As to this, the Judge held that there was no reasonable basis on which Owners could have believed the data was true, given that Owners’ internal processes in the preparation of that data were flawed, such that Owners had been negligent in making the representation. However, that fell short of proving that Owners had acted fraudulently, which would have required them to know that the data was untrue or to have been reckless, not caring whether it was true or not (fn.2).

(4) Whether there was any inducement to enter into the time charter by any misrepresentation.

As to this last, the Judge held that Charterers had not been induced (as is required for non-fraudulent misrepresentation if there is to be a remedy) to enter into the charter by the misrepresentation because, had Owners instead offered the same warranties but had made no representation about the vessel’s historic performance, the charter would have been concluded on the same terms on which it was concluded in any event.

On the remainder of the key disputed issues, the Judge held that whilst Owners were in breach of the performance warranties this only amounted to breach of an innominate term. As such, Charterers had no basis on which to terminate the charter for a repudiatory breach by Owners (fn.3). Having had no right to rescind the charter for misrepresentation, as Charterers had purported to do, Charterers were in renunciatory breach of the charter, which Owners had lawfully accepted to bring the charter to an end.

On that basis, subject to the damages claimable and due to Charterers for the vessel’s underperformance, the Judge held that Owners were entitled to the balance of hire wrongfully withheld and damages for the loss of the unperformed period of the charter.


This judgment confirms that in most instances there will be no actionable misrepresentation in relation to performance warranties in time charters, and highlights the many complexities and difficulties to succeed in such a claim.

Whilst not covered above, a number of additional interesting issues were addressed by the judgment, including, amongst others, that the findings related to Charterers’ misrepresentation case equally applied to the guarantee.

Further, the Judge dealt with the enforceability of the guarantee, which was held to be enforceable under section 4 of the Statute of Frauds 1677 (fn.4) because the intermediate broker had authority to forward the relevant written communications from the Guarantor.

Additionally, under the guarantee, there had been a dispute about whether Owners were also entitled to recover from the Guarantor the legal costs of their action against the Charterers under the charter. The Judge decided this issue in Owners’ favour.

Finally, the Judge considered the effect of the Charterers’ continually reserving their rights whilst making at the same time continued demands on the Owners for substantial contractual performance.
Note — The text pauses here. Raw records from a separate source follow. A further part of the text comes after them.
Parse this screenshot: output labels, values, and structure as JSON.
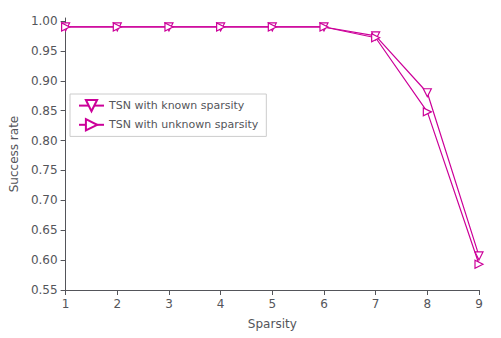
{
  "chart_data": {
    "type": "line",
    "xlabel": "Sparsity",
    "ylabel": "Success rate",
    "x": [
      1,
      2,
      3,
      4,
      5,
      6,
      7,
      8,
      9
    ],
    "series": [
      {
        "name": "TSN with known sparsity",
        "color": "#CC0099",
        "marker": "triangle-down",
        "line_style": "solid",
        "values": [
          0.99,
          0.99,
          0.99,
          0.99,
          0.99,
          0.99,
          0.975,
          0.88,
          0.607
        ]
      },
      {
        "name": "TSN with unknown sparsity",
        "color": "#CC0099",
        "marker": "triangle-right",
        "line_style": "solid",
        "values": [
          0.99,
          0.99,
          0.99,
          0.99,
          0.99,
          0.99,
          0.972,
          0.848,
          0.593
        ]
      }
    ],
    "xlim": [
      1,
      9
    ],
    "xticks": [
      1,
      2,
      3,
      4,
      5,
      6,
      7,
      8,
      9
    ],
    "ylim": [
      0.55,
      1.005
    ],
    "yticks": [
      0.55,
      {
        "value": 0.6,
        "label": "0.60"
      },
      0.65,
      {
        "value": 0.7,
        "label": "0.70"
      },
      0.75,
      {
        "value": 0.8,
        "label": "0.80"
      },
      0.85,
      {
        "value": 0.9,
        "label": "0.90"
      },
      0.95,
      {
        "value": 1.0,
        "label": "1.00"
      }
    ],
    "grid": false,
    "legend": "upper left"
  }
}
The Judge’s view was that such conduct was wholly incompatible with such reservations, being intrinsically affirmatory, so that performance would cause the contract to be affirmed.
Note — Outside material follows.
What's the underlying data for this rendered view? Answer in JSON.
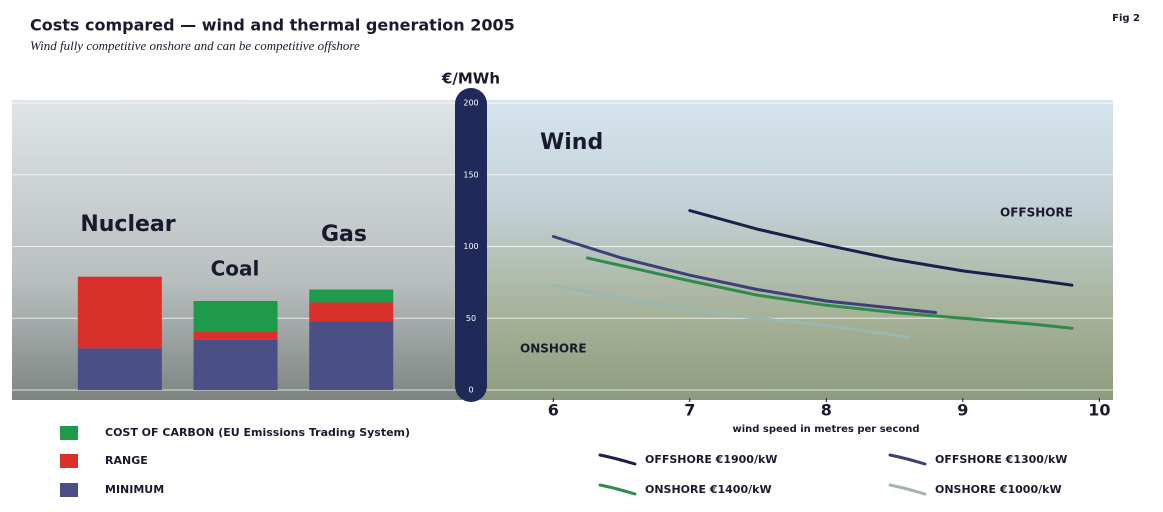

The significance of this latter point is that Charterers could not hide behind their persistent reservation of rights whilst continuing to order the vessel to perform voyages that were only consistent with an election to affirm the charter.
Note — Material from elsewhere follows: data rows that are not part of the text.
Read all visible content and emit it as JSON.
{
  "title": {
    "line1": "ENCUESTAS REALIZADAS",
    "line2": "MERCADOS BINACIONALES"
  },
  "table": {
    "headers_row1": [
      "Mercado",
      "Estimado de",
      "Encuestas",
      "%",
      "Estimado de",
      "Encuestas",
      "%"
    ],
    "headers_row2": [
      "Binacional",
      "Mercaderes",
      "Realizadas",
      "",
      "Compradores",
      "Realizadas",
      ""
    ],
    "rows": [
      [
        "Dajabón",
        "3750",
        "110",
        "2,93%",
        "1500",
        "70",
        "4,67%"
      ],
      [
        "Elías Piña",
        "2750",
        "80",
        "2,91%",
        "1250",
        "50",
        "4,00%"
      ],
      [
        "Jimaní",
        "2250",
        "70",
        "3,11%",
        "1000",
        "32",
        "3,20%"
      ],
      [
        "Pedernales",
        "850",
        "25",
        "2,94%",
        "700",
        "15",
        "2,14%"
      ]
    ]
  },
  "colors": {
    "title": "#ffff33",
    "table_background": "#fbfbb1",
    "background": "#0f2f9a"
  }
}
Footnote 1: The “Larissa” [1983] 2 Lloyd’s Rep. 325

Footnote 2: Derry v Peek (1889) 14 App Cas 337

Footnote 3: The “Hongkong Fir” [1961] 2 Lloyd’s Rep. 478

Footnote 4: “[N]o action shall be brought … whereby to charge the defendant upon any special promise to answer for the debt, default or miscarriages of another person … unless the agreement upon which such action shall be brought or some memorandum or note thereof shall be in writing and signed by the party to be charged therewith or some other person thereunto by him lawfully authorised.”